Traditional Culture Encyclopedia - Hotel franchise - I stayed in a hotel two years ago and was afraid of being secretly filmed in an indecent video. How could I alleviate my fear?

I stayed in a hotel two years ago and was afraid of being secretly filmed in an indecent video. How could I alleviate my fear?

In fact, based on your description, I feel that what you are really afraid of is not whether your hotel experience will be secretly photographed? Rather, it means that you are married to your current partner. And your partner is a very good husband. But your opinion of yourself is not so good. You think you are a very ordinary woman, even a very casual woman.

The fundamental reason why you cared so much about that hotel experience was because you were aggressive towards yourself. Why am I so casual, why should I agree? Honestly, is it weird to have an experience like yours? In today's society, if you have a friend who tells you about his experience, you will feel like wow, how could this happen? You are too dangerous.

I believe it won’t happen anymore, you will comfort her and say it’s okay, it’s impossible. Why? Because you won't attack him. But if something like this happens to you, you will attack your own shortcomings and arbitrariness. But these are just self-attacks that extend from low self-esteem. You have very low self-esteem in intimate relationships. As well as your expectations for intimate relationships, you also have very low self-esteem.

So at this time, when someone is very good, very good, and very gentle and accepts you, you will be reluctant to leave him. But there will always be a mentality in your heart that you have deceived the other person. You will have a feeling that you are not good enough for the other person. So at this time, I found the thing I did before. The hotel experience suddenly proved that you are really not worthy of the other person. You will go into intense self-attack.
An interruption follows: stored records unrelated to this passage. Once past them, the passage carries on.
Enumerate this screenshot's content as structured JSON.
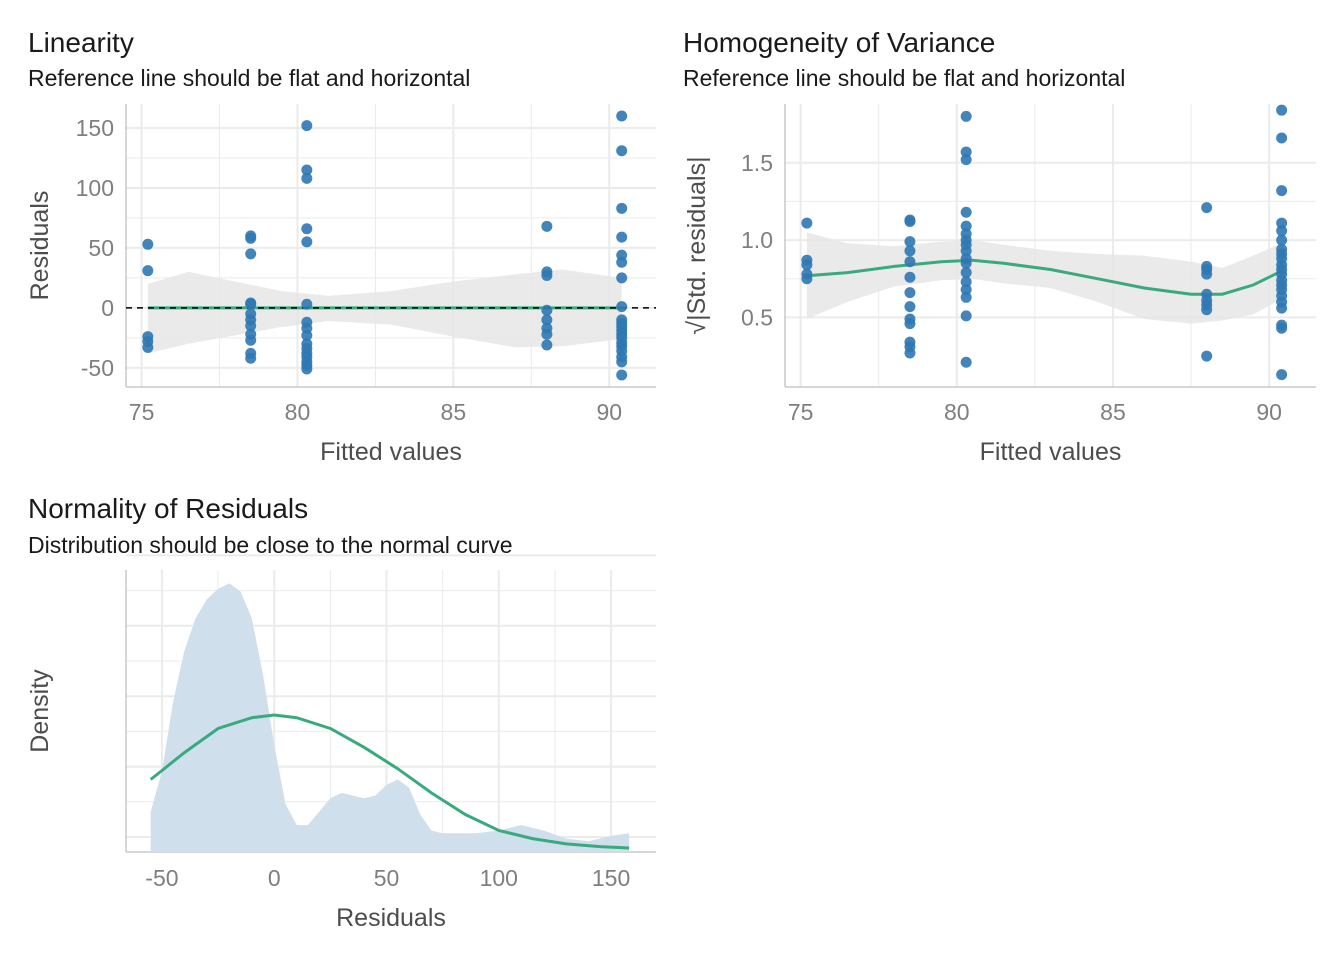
{
  "colors": {
    "point": "#2f78b2",
    "smooth": "#3aaa7e",
    "ribbon": "#e6e6e6",
    "density_fill": "#cfdfec",
    "grid": "#ebebeb",
    "axis": "#c8c8c8",
    "refline": "#000000"
  },
  "chart_data": [
    {
      "type": "scatter",
      "title": "Linearity",
      "subtitle": "Reference line should be flat and horizontal",
      "xlabel": "Fitted values",
      "ylabel": "Residuals",
      "xlim": [
        74.5,
        91.5
      ],
      "ylim": [
        -66,
        170
      ],
      "xticks": [
        75,
        80,
        85,
        90
      ],
      "xtick_labels": [
        "75",
        "80",
        "85",
        "90"
      ],
      "yticks": [
        -50,
        0,
        50,
        100,
        150
      ],
      "ytick_labels": [
        "-50",
        "0",
        "50",
        "100",
        "150"
      ],
      "grid": true,
      "reference_line": 0,
      "points": [
        [
          75.2,
          53
        ],
        [
          75.2,
          31
        ],
        [
          75.2,
          -24
        ],
        [
          75.2,
          -28
        ],
        [
          75.2,
          -33
        ],
        [
          78.5,
          60
        ],
        [
          78.5,
          58
        ],
        [
          78.5,
          45
        ],
        [
          78.5,
          4
        ],
        [
          78.5,
          3
        ],
        [
          78.5,
          -5
        ],
        [
          78.5,
          -10
        ],
        [
          78.5,
          -15
        ],
        [
          78.5,
          -22
        ],
        [
          78.5,
          -27
        ],
        [
          78.5,
          -38
        ],
        [
          78.5,
          -42
        ],
        [
          80.3,
          152
        ],
        [
          80.3,
          115
        ],
        [
          80.3,
          108
        ],
        [
          80.3,
          66
        ],
        [
          80.3,
          55
        ],
        [
          80.3,
          3
        ],
        [
          80.3,
          -12
        ],
        [
          80.3,
          -17
        ],
        [
          80.3,
          -23
        ],
        [
          80.3,
          -30
        ],
        [
          80.3,
          -34
        ],
        [
          80.3,
          -38
        ],
        [
          80.3,
          -41
        ],
        [
          80.3,
          -45
        ],
        [
          80.3,
          -48
        ],
        [
          80.3,
          -51
        ],
        [
          88.0,
          68
        ],
        [
          88.0,
          30
        ],
        [
          88.0,
          27
        ],
        [
          88.0,
          -2
        ],
        [
          88.0,
          -10
        ],
        [
          88.0,
          -17
        ],
        [
          88.0,
          -22
        ],
        [
          88.0,
          -31
        ],
        [
          90.4,
          160
        ],
        [
          90.4,
          131
        ],
        [
          90.4,
          83
        ],
        [
          90.4,
          59
        ],
        [
          90.4,
          44
        ],
        [
          90.4,
          38
        ],
        [
          90.4,
          25
        ],
        [
          90.4,
          1
        ],
        [
          90.4,
          -10
        ],
        [
          90.4,
          -13
        ],
        [
          90.4,
          -16
        ],
        [
          90.4,
          -19
        ],
        [
          90.4,
          -22
        ],
        [
          90.4,
          -25
        ],
        [
          90.4,
          -29
        ],
        [
          90.4,
          -32
        ],
        [
          90.4,
          -36
        ],
        [
          90.4,
          -41
        ],
        [
          90.4,
          -45
        ],
        [
          90.4,
          -56
        ]
      ],
      "smooth": {
        "x": [
          75.2,
          90.4
        ],
        "y": [
          0,
          0
        ]
      },
      "ribbon": {
        "x": [
          75.2,
          76.5,
          78,
          79.5,
          81,
          83,
          85,
          87,
          88.5,
          90.4
        ],
        "upper": [
          20,
          30,
          22,
          14,
          10,
          14,
          22,
          28,
          32,
          25
        ],
        "lower": [
          -38,
          -30,
          -23,
          -16,
          -11,
          -14,
          -24,
          -33,
          -32,
          -26
        ]
      }
    },
    {
      "type": "scatter",
      "title": "Homogeneity of Variance",
      "subtitle": "Reference line should be flat and horizontal",
      "xlabel": "Fitted values",
      "ylabel": "|Std. residuals|",
      "ylabel_prefix": "√",
      "xlim": [
        74.5,
        91.5
      ],
      "ylim": [
        0.05,
        1.88
      ],
      "xticks": [
        75,
        80,
        85,
        90
      ],
      "xtick_labels": [
        "75",
        "80",
        "85",
        "90"
      ],
      "yticks": [
        0.5,
        1.0,
        1.5
      ],
      "ytick_labels": [
        "0.5",
        "1.0",
        "1.5"
      ],
      "grid": true,
      "points": [
        [
          75.2,
          1.11
        ],
        [
          75.2,
          0.87
        ],
        [
          75.2,
          0.84
        ],
        [
          75.2,
          0.78
        ],
        [
          75.2,
          0.75
        ],
        [
          78.5,
          1.13
        ],
        [
          78.5,
          1.12
        ],
        [
          78.5,
          0.99
        ],
        [
          78.5,
          0.93
        ],
        [
          78.5,
          0.86
        ],
        [
          78.5,
          0.76
        ],
        [
          78.5,
          0.66
        ],
        [
          78.5,
          0.57
        ],
        [
          78.5,
          0.49
        ],
        [
          78.5,
          0.46
        ],
        [
          78.5,
          0.34
        ],
        [
          78.5,
          0.31
        ],
        [
          78.5,
          0.27
        ],
        [
          80.3,
          1.8
        ],
        [
          80.3,
          1.57
        ],
        [
          80.3,
          1.52
        ],
        [
          80.3,
          1.18
        ],
        [
          80.3,
          1.09
        ],
        [
          80.3,
          1.04
        ],
        [
          80.3,
          1.0
        ],
        [
          80.3,
          0.97
        ],
        [
          80.3,
          0.93
        ],
        [
          80.3,
          0.88
        ],
        [
          80.3,
          0.85
        ],
        [
          80.3,
          0.79
        ],
        [
          80.3,
          0.73
        ],
        [
          80.3,
          0.68
        ],
        [
          80.3,
          0.63
        ],
        [
          80.3,
          0.51
        ],
        [
          80.3,
          0.21
        ],
        [
          88.0,
          1.21
        ],
        [
          88.0,
          0.83
        ],
        [
          88.0,
          0.81
        ],
        [
          88.0,
          0.78
        ],
        [
          88.0,
          0.65
        ],
        [
          88.0,
          0.61
        ],
        [
          88.0,
          0.58
        ],
        [
          88.0,
          0.55
        ],
        [
          88.0,
          0.25
        ],
        [
          90.4,
          1.84
        ],
        [
          90.4,
          1.66
        ],
        [
          90.4,
          1.32
        ],
        [
          90.4,
          1.11
        ],
        [
          90.4,
          1.06
        ],
        [
          90.4,
          1.0
        ],
        [
          90.4,
          0.94
        ],
        [
          90.4,
          0.91
        ],
        [
          90.4,
          0.88
        ],
        [
          90.4,
          0.84
        ],
        [
          90.4,
          0.81
        ],
        [
          90.4,
          0.78
        ],
        [
          90.4,
          0.74
        ],
        [
          90.4,
          0.71
        ],
        [
          90.4,
          0.68
        ],
        [
          90.4,
          0.64
        ],
        [
          90.4,
          0.6
        ],
        [
          90.4,
          0.56
        ],
        [
          90.4,
          0.45
        ],
        [
          90.4,
          0.43
        ],
        [
          90.4,
          0.13
        ]
      ],
      "smooth": {
        "x": [
          75.2,
          76.5,
          78,
          79.5,
          80.5,
          81.5,
          83,
          84.5,
          86,
          87.5,
          88.5,
          89.5,
          90.4
        ],
        "y": [
          0.77,
          0.79,
          0.83,
          0.86,
          0.87,
          0.85,
          0.81,
          0.75,
          0.69,
          0.65,
          0.65,
          0.71,
          0.8
        ]
      },
      "ribbon": {
        "x": [
          75.2,
          76.5,
          78,
          79.5,
          80.5,
          81.5,
          83,
          84.5,
          86,
          87.5,
          88.5,
          89.5,
          90.4
        ],
        "upper": [
          1.05,
          0.98,
          0.96,
          0.99,
          1.0,
          0.97,
          0.93,
          0.91,
          0.9,
          0.86,
          0.82,
          0.9,
          0.98
        ],
        "lower": [
          0.49,
          0.6,
          0.7,
          0.74,
          0.75,
          0.72,
          0.69,
          0.6,
          0.49,
          0.46,
          0.48,
          0.52,
          0.62
        ]
      }
    },
    {
      "type": "area",
      "title": "Normality of Residuals",
      "subtitle": "Distribution should be close to the normal curve",
      "xlabel": "Residuals",
      "ylabel": "Density",
      "xlim": [
        -66,
        170
      ],
      "ylim": [
        0,
        1.05
      ],
      "xticks": [
        -50,
        0,
        50,
        100,
        150
      ],
      "xtick_labels": [
        "-50",
        "0",
        "50",
        "100",
        "150"
      ],
      "grid": true,
      "density": {
        "x": [
          -55,
          -50,
          -45,
          -40,
          -35,
          -30,
          -25,
          -20,
          -15,
          -10,
          -5,
          0,
          5,
          10,
          15,
          20,
          25,
          30,
          35,
          40,
          45,
          50,
          55,
          60,
          65,
          70,
          75,
          80,
          90,
          100,
          110,
          120,
          130,
          140,
          150,
          158
        ],
        "y": [
          0.15,
          0.3,
          0.56,
          0.75,
          0.87,
          0.94,
          0.98,
          1.0,
          0.97,
          0.87,
          0.66,
          0.4,
          0.18,
          0.1,
          0.1,
          0.15,
          0.2,
          0.22,
          0.21,
          0.2,
          0.21,
          0.25,
          0.27,
          0.24,
          0.14,
          0.08,
          0.07,
          0.07,
          0.07,
          0.08,
          0.1,
          0.08,
          0.05,
          0.04,
          0.06,
          0.07
        ]
      },
      "normal_curve": {
        "x": [
          -55,
          -40,
          -25,
          -10,
          0,
          10,
          25,
          40,
          55,
          70,
          85,
          100,
          115,
          130,
          145,
          158
        ],
        "y": [
          0.27,
          0.37,
          0.46,
          0.5,
          0.51,
          0.5,
          0.46,
          0.39,
          0.31,
          0.22,
          0.14,
          0.08,
          0.05,
          0.03,
          0.02,
          0.015
        ]
      }
    }
  ]
}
That thing is not important, that thing is just to attack you as a vector. What is really important now is to deal with the inferiority complex between you and your husband, and the guilt between you and your husband. You ignore your own feelings too much, and you don't care about yourself too much, which leads you to attack yourself afterwards. Why do you ignore yourself like this? Because you don’t care anymore, you don’t care about what you will attach importance to, and if you don’t pay attention to it, then if something really happens, then you seem to think it’s impossible logically. So what's the point? Once you don't care about yourself, when someone needs you, even if it does some harm to you, or even great harm, you will find reasons to satisfy the other person. Hotel behavior is one of them. Anyway, I have no hope in the future so I might as well satisfy him and maybe experience new experiences and feelings. This is an obvious phenomenon of neglecting yourself too much, so I think you will definitely behave similarly in your future marriage relationship.

You and your husband have a certain conflict. At that time, something may hurt you, but in the end you will definitely satisfy your husband. In the long run, you will think, why can't I be stronger? Woolen cloth? Why can't I be stronger? These feelings of regret actually have only one purpose, which is to make you value yourself and find your own position and status in the relationship.